The installed CA cert says that it is intended for all issuance and application policies on its viewer. I have included the output for both certificates from OpenSSL. I have replaced any sensitive (and some insensitive information) with <description text>.

CA Certificate

Certificate:
Data:
    Version: 3 (0x2)
    Serial Number:
        <Serial Number
Signature Algorithm: sha256WithRSAEncryption
    Issuer: C=<Country>, ST=<State>, L=<Ventura>, O=<MyOrganization>,
OU=<Some Authority>, CN=<SomeAuthority>/emailAddress=<email address>
    Validity
        Not Before: Apr 27 16:17:41 2015 GMT
        Not After : Apr 24 16:17:41 2025 GMT
    Subject: C=<Country>, ST=<State>, L=<Ventura>, O=<MyOrganization>,
OU=<Some Authority>, CN=<SomeAuthority>/emailAddress=<email address>
    Subject Public Key Info:
        Public Key Algorithm: rsaEncryption
            Public-Key: (2048 bit)
            Modulus:
                <Modulus>
            Exponent: <Exponent>
    X509v3 extensions:
        X509v3 Subject Key Identifier:
            <Subject Key Identifier>
        X509v3 Authority Key Identifier:
            keyid:<keyid>
        X509v3 Basic Constraints:
            CA:TRUE
        X509v3 Key Usage:
            Digital Signature, Key Encipherment
        X509v3 Subject Alternative Name:
            DNS:localhost, DNS:preview-localhost
Signature Algorithm: sha256WithRSAEncryption
     <Signature>

Local host certificate

Certificate:
Data:
    Version: 3 (0x2)
    Serial Number:
        <Some Serial Number>
Signature Algorithm: sha256WithRSAEncryption
    Issuer: C=<Country>, ST=<State>, L=<Ventura>, O=<MyOrganization>,
OU=<Some Authority>, CN=<SomeAuthority>/emailAddress=<email address>
    Validity
        Not Before: Apr 27 18:09:18 2015 GMT
        Not After : Apr 26 18:09:18 2016 GMT
    Subject: C=<Country>, ST=<State>, L=<Ventura>, O=<MyOrganization>,
CN=localhost/emailAddress=<Email Address>
    Subject Public Key Info:
        Public Key Algorithm: rsaEncryption
            Public-Key: (4096 bit)
            Modulus:
                <Modulus>
            Exponent: <Exponent>
    X509v3 extensions:
        X509v3 Basic Constraints:
            CA:FALSE
        X509v3 Key Usage:
            Digital Signature, Non Repudiation, Key Encipherment
        Netscape Comment:
            OpenSSL Generated Certificate
        X509v3 Subject Key Identifier:
            <SKI>
        X509v3 Authority Key Identifier:
            keyid:<KEY ID>

        X509v3 Subject Alternative Name:
            DNS:localhost, DNS:preview-localhost
Signature Algorithm: sha256WithRSAEncryption
     <Signature>

Any help figuring out why my localhost certificate can't follow the path to the CA would be very much appreciated.

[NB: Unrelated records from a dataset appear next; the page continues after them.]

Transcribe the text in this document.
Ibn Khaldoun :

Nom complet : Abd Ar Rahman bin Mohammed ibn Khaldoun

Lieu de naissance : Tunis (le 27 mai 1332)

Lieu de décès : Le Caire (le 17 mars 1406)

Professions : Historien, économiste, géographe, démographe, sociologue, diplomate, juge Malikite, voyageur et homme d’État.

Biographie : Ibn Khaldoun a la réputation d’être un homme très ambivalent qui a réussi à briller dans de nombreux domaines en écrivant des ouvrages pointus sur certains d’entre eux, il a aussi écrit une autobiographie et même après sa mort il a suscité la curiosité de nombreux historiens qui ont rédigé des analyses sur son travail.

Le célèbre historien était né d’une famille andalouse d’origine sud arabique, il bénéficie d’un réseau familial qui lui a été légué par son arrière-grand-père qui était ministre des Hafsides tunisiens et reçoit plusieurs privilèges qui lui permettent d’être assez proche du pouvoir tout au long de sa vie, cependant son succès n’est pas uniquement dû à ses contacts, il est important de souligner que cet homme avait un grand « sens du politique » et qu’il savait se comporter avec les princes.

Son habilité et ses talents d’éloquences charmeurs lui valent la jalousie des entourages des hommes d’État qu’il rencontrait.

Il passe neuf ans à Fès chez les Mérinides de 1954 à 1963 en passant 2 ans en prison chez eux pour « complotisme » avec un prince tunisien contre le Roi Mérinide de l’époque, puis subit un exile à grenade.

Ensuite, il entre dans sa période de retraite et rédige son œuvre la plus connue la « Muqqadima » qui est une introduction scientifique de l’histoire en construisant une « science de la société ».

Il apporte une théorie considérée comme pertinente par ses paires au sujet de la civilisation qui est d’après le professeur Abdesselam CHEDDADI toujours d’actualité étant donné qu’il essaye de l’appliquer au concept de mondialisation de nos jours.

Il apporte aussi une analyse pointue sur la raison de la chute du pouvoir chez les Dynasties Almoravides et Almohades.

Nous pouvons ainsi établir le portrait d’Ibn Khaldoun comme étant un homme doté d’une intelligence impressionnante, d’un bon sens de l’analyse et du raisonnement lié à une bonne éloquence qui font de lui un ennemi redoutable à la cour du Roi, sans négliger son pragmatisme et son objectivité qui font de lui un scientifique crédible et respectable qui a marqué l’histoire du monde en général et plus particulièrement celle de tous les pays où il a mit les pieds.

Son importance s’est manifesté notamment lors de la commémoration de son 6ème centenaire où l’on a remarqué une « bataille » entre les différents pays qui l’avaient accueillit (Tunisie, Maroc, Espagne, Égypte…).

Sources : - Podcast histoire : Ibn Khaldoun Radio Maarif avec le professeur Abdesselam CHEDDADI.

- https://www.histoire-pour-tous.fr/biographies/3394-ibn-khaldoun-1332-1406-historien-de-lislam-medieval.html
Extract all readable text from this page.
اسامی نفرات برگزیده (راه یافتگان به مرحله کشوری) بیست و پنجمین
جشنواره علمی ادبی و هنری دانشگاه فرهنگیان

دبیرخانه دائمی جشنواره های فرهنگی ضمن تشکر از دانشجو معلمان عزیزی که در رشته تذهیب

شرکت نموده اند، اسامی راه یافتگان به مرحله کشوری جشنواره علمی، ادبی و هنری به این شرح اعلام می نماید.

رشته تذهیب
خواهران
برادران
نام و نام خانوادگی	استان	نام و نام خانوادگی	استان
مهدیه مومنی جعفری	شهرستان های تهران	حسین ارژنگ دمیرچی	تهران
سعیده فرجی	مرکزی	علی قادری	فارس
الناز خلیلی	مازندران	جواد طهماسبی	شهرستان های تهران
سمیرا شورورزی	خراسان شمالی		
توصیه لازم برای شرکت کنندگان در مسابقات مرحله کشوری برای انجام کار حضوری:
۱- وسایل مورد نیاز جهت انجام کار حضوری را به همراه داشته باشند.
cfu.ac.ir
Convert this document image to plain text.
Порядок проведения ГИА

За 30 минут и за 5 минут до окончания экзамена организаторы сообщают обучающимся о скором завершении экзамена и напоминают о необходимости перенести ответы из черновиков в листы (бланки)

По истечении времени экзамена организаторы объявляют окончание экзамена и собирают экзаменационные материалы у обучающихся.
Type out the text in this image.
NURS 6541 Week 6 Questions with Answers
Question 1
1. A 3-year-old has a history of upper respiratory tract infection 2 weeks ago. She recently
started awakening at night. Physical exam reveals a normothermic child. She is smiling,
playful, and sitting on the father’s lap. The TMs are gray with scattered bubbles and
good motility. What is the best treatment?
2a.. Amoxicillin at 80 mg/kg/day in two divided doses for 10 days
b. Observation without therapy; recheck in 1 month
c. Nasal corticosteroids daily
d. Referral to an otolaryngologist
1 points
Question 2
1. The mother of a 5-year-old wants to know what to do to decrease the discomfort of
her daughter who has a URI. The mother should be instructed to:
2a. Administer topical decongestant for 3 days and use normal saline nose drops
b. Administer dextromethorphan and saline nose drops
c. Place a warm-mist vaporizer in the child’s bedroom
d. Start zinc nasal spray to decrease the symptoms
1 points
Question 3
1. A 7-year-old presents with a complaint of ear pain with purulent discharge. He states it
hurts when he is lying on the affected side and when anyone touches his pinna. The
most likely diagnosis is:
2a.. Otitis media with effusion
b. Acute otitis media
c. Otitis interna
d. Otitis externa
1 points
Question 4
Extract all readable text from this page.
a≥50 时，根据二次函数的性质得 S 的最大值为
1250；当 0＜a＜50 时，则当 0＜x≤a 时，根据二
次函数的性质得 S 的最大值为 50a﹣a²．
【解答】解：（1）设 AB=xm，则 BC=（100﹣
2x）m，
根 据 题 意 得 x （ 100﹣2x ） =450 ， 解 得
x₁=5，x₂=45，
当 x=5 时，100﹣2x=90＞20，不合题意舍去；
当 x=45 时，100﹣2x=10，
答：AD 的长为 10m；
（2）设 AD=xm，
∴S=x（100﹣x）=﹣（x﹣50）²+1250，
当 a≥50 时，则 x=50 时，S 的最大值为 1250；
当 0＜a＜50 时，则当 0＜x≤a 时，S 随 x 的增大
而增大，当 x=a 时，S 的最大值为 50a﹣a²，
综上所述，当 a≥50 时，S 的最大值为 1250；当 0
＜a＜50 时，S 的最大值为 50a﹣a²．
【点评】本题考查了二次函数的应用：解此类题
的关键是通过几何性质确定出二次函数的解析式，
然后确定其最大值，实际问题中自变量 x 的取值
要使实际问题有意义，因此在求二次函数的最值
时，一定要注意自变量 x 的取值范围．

THANK YOU!

Answer 1

You probably need to specify the following keyUsage in the X509_extensions section of your openssl.cnf when creating your CA:

keyUsage = keyCertSign, cRLSign

For clarification, your config file should contain the following:

[ CA_default]
...
x509_extensions = ca_extensions
...
[ ca_extensions ]
keyUsage = keyCertSign, cRLSign
...

See How do you sign Certificate Signing Request with your Certification Authority? for a very detailed explanation of the process.